Ideas Without Action Are Useless
Do you have a great idea? How long have you had it? How many times have you talked about it? And how much progress have you made toward seeing it through?
The world is filled with glittery thoughts and brilliant concepts. Almost anywhere you go, you can find people who will talk about the things they thought about doing.
There are people with great stories that would make great books. People who know their memoirs would be top sellers. There are people who can sing and rap. They have a few lyrics and know they could make a hit. Yet these people never write and never make music.
A lot of people are quick to pull out their ideas and make a flashy show of them. But that’s as far as the process goes. When the talking is done, they put those ideas away until there’s another chance to impress people with conversation.
It’s like talking sex with an impotent man. He can interest you and arouse you, but in the end, he won’t fulfill you.
The older you get, the more boring and wasteful it gets to hear people talk about what they could do or could have done. But more importantly, the older you get the more disappointing it is to be the one who talks this way.
If your life is unfulfilling or you feel an undercurrent of sadness, particularly after talking to people or hearing about what someone else has done, the problem could be your ideas. Or more specifically, the problem could be that you aren’t doing anything about your ideas. You see the world moving around you but you’re still thinking.
When you have thoughts that you don’t act on, what you’re telling people, what you’re telling yourself, is that you could be greater, grander and more magnificent. You’re saying your list of accomplishments could be longer and more colorful. But for one reason or another, that’s just not the choice you’re making.
Ideas that you don’t pursue are smothered opportunities. They’re reminders of what you have not done.
And whether you realize it or not, a lot of times, we hold ourselves accountable for those things. Sometimes we start to blame others and harbor resentment toward them. Or vice versa, they start to resent us because we said we should, we said we could but then we never did.
If you have an idea that’s been an idea for a long time and you aren’t making any progress on it, you should ask yourself why. And if the answer is because you don’t have the time, congratulations for picking the top excuse.
Being busy is an excuse that’s easy to whip out, wave around and get a nod of understanding from the crowd. People relate so easily because we have all used being busy as a reason not to do something. But for real, we all have the same amount of time—24 hours in a day; 7 days in a week. The difference is how we use it.

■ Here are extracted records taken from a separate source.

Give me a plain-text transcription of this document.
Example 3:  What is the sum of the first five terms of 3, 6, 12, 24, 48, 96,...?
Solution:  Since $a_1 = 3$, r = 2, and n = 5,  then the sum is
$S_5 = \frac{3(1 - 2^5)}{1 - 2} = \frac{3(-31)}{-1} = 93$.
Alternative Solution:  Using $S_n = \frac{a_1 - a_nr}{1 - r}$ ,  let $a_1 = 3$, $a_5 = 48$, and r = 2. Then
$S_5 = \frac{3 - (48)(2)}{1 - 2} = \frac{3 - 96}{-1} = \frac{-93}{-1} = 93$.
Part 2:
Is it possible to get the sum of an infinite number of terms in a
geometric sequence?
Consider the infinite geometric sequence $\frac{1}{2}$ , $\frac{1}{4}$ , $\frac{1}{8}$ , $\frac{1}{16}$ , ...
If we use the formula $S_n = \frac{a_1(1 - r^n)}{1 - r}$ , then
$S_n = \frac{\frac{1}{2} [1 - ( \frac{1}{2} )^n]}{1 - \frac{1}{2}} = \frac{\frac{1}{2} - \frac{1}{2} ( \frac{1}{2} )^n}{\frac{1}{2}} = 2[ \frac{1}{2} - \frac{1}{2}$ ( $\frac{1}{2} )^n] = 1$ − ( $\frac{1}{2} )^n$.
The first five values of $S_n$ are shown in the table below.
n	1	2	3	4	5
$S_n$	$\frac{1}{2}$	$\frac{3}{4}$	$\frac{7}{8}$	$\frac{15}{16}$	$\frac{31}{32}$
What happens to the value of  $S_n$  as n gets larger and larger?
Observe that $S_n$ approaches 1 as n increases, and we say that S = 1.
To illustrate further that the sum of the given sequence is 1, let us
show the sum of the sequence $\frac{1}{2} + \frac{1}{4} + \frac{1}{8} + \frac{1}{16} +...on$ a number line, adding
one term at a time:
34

If you think you don’t have time to invest in your ideas, the real issue is your priorities. Almost every person can carve out time to make progress if they want to. You could start small, with your lunch break or an hour before bed. That’s if you really want to see your ideas through.
When it all boils down, most reasons for not pursuing your ideas—time, money, family—are really just excuses. And those excuses are cover for other issues, like fear of failure or lack of motivation.
Which brings us back to the first question—do you have a great idea?
The answer cannot be “yes” if it’s just a thought lingering in your head. Ideas are only great if followed with action. By itself, an idea is useless. It doesn’t benefit you; it doesn’t benefit others. It’s just clutter and weight for the mind.